Several years after the first coffee shops and cafes started installing wireless networks. more merchants and customers are discovering why they're a good idea -- particularly the free ones -- helping to put customer butts in empty seats.

With as many as 95 percent of laptops shipping with Wi-Fi support, use of Wi-Fi hotspots has, by most reports, been growing quickly. This trend gives many businesses an opportunity to differentiate themselves in the marketplace by offering Wi-Fi service.

Or, more bluntly, it gives retail businesses like coffee shops and cafes a tool for putting customer butts in empty seats. Some, like Starbucks and Borders have long offered Wi-Fi access -- for a price. But, increasingly, smaller book stores and coffee shops, as well as other venues, are trying to compete by offering free access.

Can this strategy work for these smaller businesses? And is the "free-is-better" approach hurting places like Starbucks? More than three years after some retailers started offering Wi-Fi access, some answers are starting to emerge.

Putting Butts In Seats

Starbucks is, perhaps, the highest-visibility retailer offering Wi-Fi service. It started its fee-based Wi-Fi service in August, 2002 and, today, the service is available in more than 4300 stores.

According to Starbucks spokesman Nick Davis, the coffee chain began offering Wi-Fi because they were hearing from customers that they wanted to stay connected while away from the office.

“We saw a real need for Internet connectivity. By offering Wi-Fi, it allowed us to meet [our customer’s] needs and enhance the experience at our coffee houses,” Davis said.

But it's not surprising that many users prefer free service to service they have to pay for -- Starbucks charges about $10 for daily access. That seemingly obvious fact was quantified last summer by a Jupiter Media report that found, at that time, only 20 percent of online consumers had used Wi-Fi hotspots and, of those, only nine percent were willing to pay for the service.

Enter national restaurant chains like St. Louis-based Panera Bread, with 825 bakery cafes in 36 states. It began rolling out free Wi-Fi in summer, 2003. According to Julie Somers, spokesperson for Panera, over 700 of the stores now offer the free service.

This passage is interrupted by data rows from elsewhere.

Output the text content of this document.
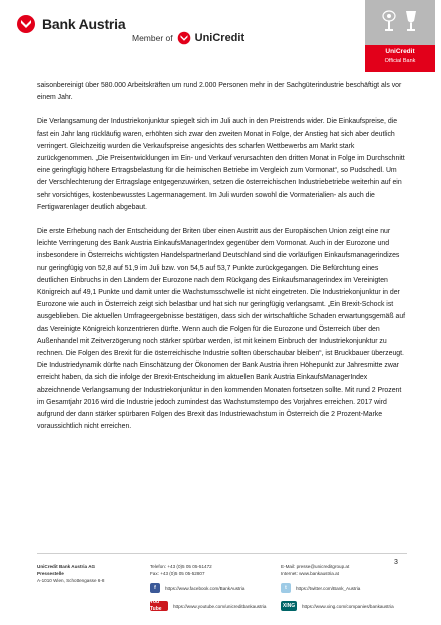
Bank Austria
Member of UniCredit
UniCredit
Official Bank

saisonbereinigt über 580.000 Arbeitskräften um rund 2.000 Personen mehr in der Sachgüterindustrie beschäftigt als vor einem Jahr.

Die Verlangsamung der Industriekonjunktur spiegelt sich im Juli auch in den Preistrends wider. Die Einkaufspreise, die fast ein Jahr lang rückläufig waren, erhöhten sich zwar den zweiten Monat in Folge, der Anstieg hat sich aber deutlich verringert. Gleichzeitig wurden die Verkaufspreise angesichts des scharfen Wettbewerbs am Markt stark zurückgenommen. „Die Preisentwicklungen im Ein- und Verkauf verursachten den dritten Monat in Folge im Durchschnitt eine geringfügig höhere Ertragsbelastung für die heimischen Betriebe im Vergleich zum Vormonat“, so Pudschedl. Um der Verschlechterung der Ertragslage entgegenzuwirken, setzen die österreichischen Industriebetriebe weiterhin auf ein sehr vorsichtiges, kostenbewusstes Lagermanagement. Im Juli wurden sowohl die Vormaterialien- als auch die Fertigwarenlager deutlich abgebaut.

Die erste Erhebung nach der Entscheidung der Briten über einen Austritt aus der Europäischen Union zeigt eine nur leichte Verringerung des Bank Austria EinkaufsManagerIndex gegenüber dem Vormonat. Auch in der Eurozone und insbesondere in Österreichs wichtigsten Handelspartnerland Deutschland sind die vorläufigen Einkaufsmanagerindizes nur geringfügig von 52,8 auf 51,9 im Juli bzw. von 54,5 auf 53,7 Punkte zurückgegangen. Die Befürchtung eines deutlichen Einbruchs in den Ländern der Eurozone nach dem Rückgang des Einkaufsmanagerindex im Vereinigten Königreich auf 49,1 Punkte und damit unter die Wachstumsschwelle ist nicht eingetreten. Die Industriekonjunktur in der Eurozone wie auch in Österreich zeigt sich belastbar und hat sich nur geringfügig verlangsamt. „Ein Brexit-Schock ist ausgeblieben. Die aktuellen Umfrageergebnisse bestätigen, dass sich der wirtschaftliche Schaden erwartungsgemäß auf das Vereinigte Königreich konzentrieren dürfte. Wenn auch die Folgen für die Eurozone und Österreich über den Außenhandel mit Zeitverzögerung noch stärker spürbar werden, ist mit keinem Einbruch der Industriekonjunktur zu rechnen. Die Folgen des Brexit für die österreichische Industrie sollten überschaubar bleiben“, ist Bruckbauer überzeugt. Die Industriedynamik dürfte nach Einschätzung der Ökonomen der Bank Austria ihren Höhepunkt zur Jahresmitte zwar erreicht haben, da sich die infolge der Brexit-Entscheidung im aktuellen Bank Austria EinkaufsManagerIndex abzeichnende Verlangsamung der Industriekonjunktur in den kommenden Monaten fortsetzen sollte. Mit rund 2 Prozent im Gesamtjahr 2016 wird die Industrie jedoch zumindest das Wachstumstempo des Vorjahres erreichen. 2017 wird aufgrund der dann stärker spürbaren Folgen des Brexit das Industriewachstum in Österreich die 2 Prozent-Marke voraussichtlich nicht erreichen.

3
UniCredit Bank Austria AG
Pressestelle
A-1010 Wien, Schottengasse 6-8
Telefon: +43 (0)5 05 05-51472
Fax: +43 (0)5 05 05-52807
E-Mail: presse@unicreditgroup.at
Internet: www.bankaustria.at
f	https://www.facebook.com/BankAustria	t	https://twitter.com/Bank_Austria
You Tube	https://www.youtube.com/unicreditbankaustria	XING	https://www.xing.com/companies/bankaustria
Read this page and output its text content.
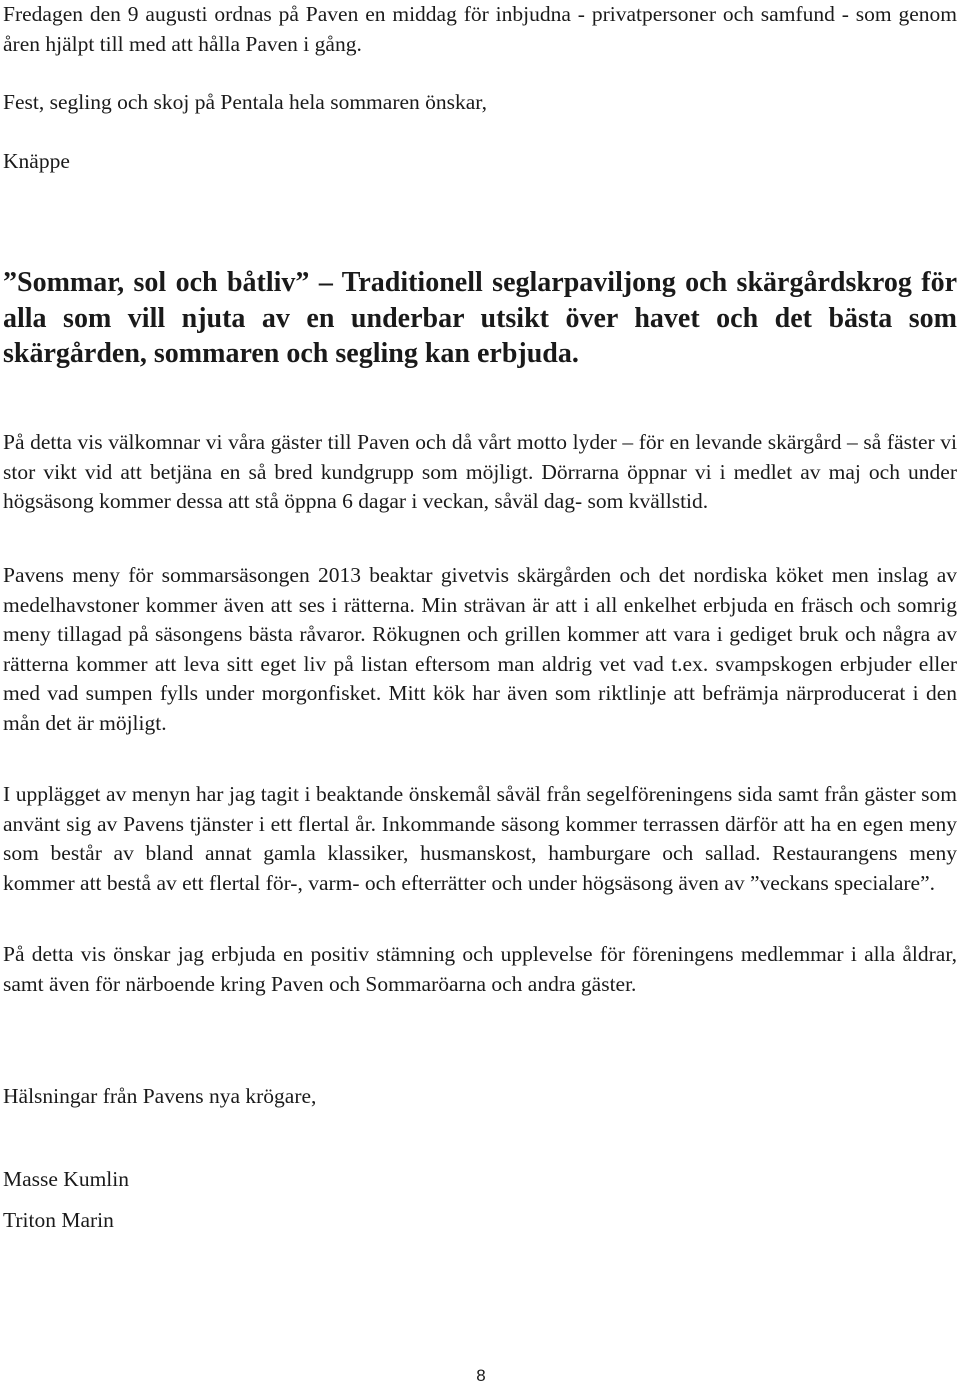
Fredagen den 9 augusti ordnas på Paven en middag för inbjudna - privatpersoner och samfund - som genom åren hjälpt till med att hålla Paven i gång.

Fest, segling och skoj på Pentala hela sommaren önskar,

Knäppe

”Sommar, sol och båtliv” – Traditionell seglarpaviljong och skärgårdskrog för alla som vill njuta av en underbar utsikt över havet och det bästa som skärgården, sommaren och segling kan erbjuda.

På detta vis välkomnar vi våra gäster till Paven och då vårt motto lyder – för en levande skärgård – så fäster vi stor vikt vid att betjäna en så bred kundgrupp som möjligt. Dörrarna öppnar vi i medlet av maj och under högsäsong kommer dessa att stå öppna 6 dagar i veckan, såväl dag- som kvällstid.

Pavens meny för sommarsäsongen 2013 beaktar givetvis skärgården och det nordiska köket men inslag av medelhavstoner kommer även att ses i rätterna. Min strävan är att i all enkelhet erbjuda en fräsch och somrig meny tillagad på säsongens bästa råvaror. Rökugnen och grillen kommer att vara i gediget bruk och några av rätterna kommer att leva sitt eget liv på listan eftersom man aldrig vet vad t.ex. svampskogen erbjuder eller med vad sumpen fylls under morgonfisket. Mitt kök har även som riktlinje att befrämja närproducerat i den mån det är möjligt.

I upplägget av menyn har jag tagit i beaktande önskemål såväl från segelföreningens sida samt från gäster som använt sig av Pavens tjänster i ett flertal år. Inkommande säsong kommer terrassen därför att ha en egen meny som består av bland annat gamla klassiker, husmanskost, hamburgare och sallad. Restaurangens meny kommer att bestå av ett flertal för-, varm- och efterrätter och under högsäsong även av ”veckans specialare”.

På detta vis önskar jag erbjuda en positiv stämning och upplevelse för föreningens medlemmar i alla åldrar, samt även för närboende kring Paven och Sommaröarna och andra gäster.

Hälsningar från Pavens nya krögare,

Masse Kumlin

Triton Marin

8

She says the company originally decided to offer free Wi-Fi, as a way to separate itself from the competition and to provide a friendly, welcoming environment. She says having Wi-Fi helps foster an environment where people want to stay, and if they buy food, all the better.

“We are the kind environment where all customers are welcome to hang out,” Somers said. “They can get a quick bite or a cup of coffee and read the paper or use a computer and stay as long as you like. And in the course of staying, people may have a cappuccino and a pastry or a soup.”